Lewis recalled a lively conversation in his college rooms about the gods and giants of Norse legend: “I was up till 2:30 on Monday, talking to the Anglo-Saxon professor Tolkien … Who could turn him out, for the fire was bright and the talk good.” They began meeting regularly to discuss their writings, joined by other authors who eventually formed “the Inklings.”
Tolkien and Lewis were deeply dissatisfied with the post-war literature of the 1920s and 30s, awash in themes of alienation and moral cynicism. The writings of authors such as Robert Graves (“Goodbye to All That”), Erich Remarque (“All Quiet on the Western Front”), and T.S. Eliot (“The Hollow Men”), captured the mood of disillusionment.
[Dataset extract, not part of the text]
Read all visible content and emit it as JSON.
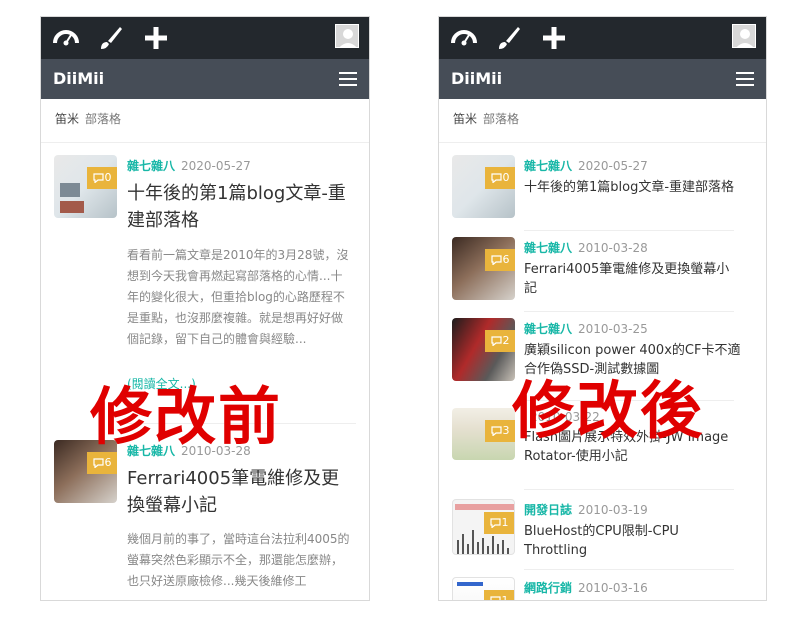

In “Modern Heroism,” literary critic Roger Sale wrote that World War I “was the single event most responsible for shaping the modern idea that heroism is dead.” The onset of another world war deepened this outlook but also stirred a sense of urgency in both authors. “If they won’t write the kinds of books we want to read,” Lewis announced to Tolkien, “we shall have to write them ourselves.”
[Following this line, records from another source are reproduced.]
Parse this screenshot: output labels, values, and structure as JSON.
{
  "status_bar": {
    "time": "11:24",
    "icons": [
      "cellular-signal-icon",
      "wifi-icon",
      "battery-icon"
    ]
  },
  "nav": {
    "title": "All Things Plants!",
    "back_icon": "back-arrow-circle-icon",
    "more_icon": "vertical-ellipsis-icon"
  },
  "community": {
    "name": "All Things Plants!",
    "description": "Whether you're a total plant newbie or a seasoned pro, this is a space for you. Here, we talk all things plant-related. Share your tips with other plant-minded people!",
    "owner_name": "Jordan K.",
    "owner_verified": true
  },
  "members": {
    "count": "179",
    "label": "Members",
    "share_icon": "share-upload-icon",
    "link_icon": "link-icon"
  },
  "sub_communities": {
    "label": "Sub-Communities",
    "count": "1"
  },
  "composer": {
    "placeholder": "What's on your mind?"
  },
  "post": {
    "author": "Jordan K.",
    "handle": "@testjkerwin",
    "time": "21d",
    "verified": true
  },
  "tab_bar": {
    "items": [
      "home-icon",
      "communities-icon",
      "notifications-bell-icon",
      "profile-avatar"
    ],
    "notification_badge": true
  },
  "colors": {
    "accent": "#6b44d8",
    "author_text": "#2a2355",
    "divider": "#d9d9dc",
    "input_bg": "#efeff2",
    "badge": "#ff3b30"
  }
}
That’s exactly what they did. Against the literary establishment, they reasserted the supreme importance of the individual in combating the evils of his age. They used the language of myth and fairy tale to communicate hard truths about the human condition. Like no other authors of their time, they retrieved the concept of the epic hero — and reinvented him for the modern mind.
Throughout the war years, Tolkien read each new chapter of “The Lord of the Rings” out loud to Lewis, who sometimes wept over the poignancy of a passage. “But for his interest and unceasing eagerness for more,” Tolkien later explained, “I should never have brought the ‘The Lord of the Rings’ to a conclusion.”
After Lewis read the finished manuscript, he described in a letter to Tolkien what it meant to him: “So much of your whole life, so much our joint life, so much of the war, so much that seemed to be slipping away … into the past, is now, in a sort made permanent.”
Perhaps Tolkien had his friend in mind when, in a scene from “The Lord of the Rings,” he expressed the power of friendship to help us discern, even in the darkest moments, flashes of grace and moral beauty. Frodo Baggins, frightfully aware of the forces threatening to defeat him in his quest to destroy the Ring of Power, is overcome with gratitude for the help others have given him. “Certainly, I have looked for no such friendship as you have shown,” he tells Faramir. “To have found it turns evil to great good.”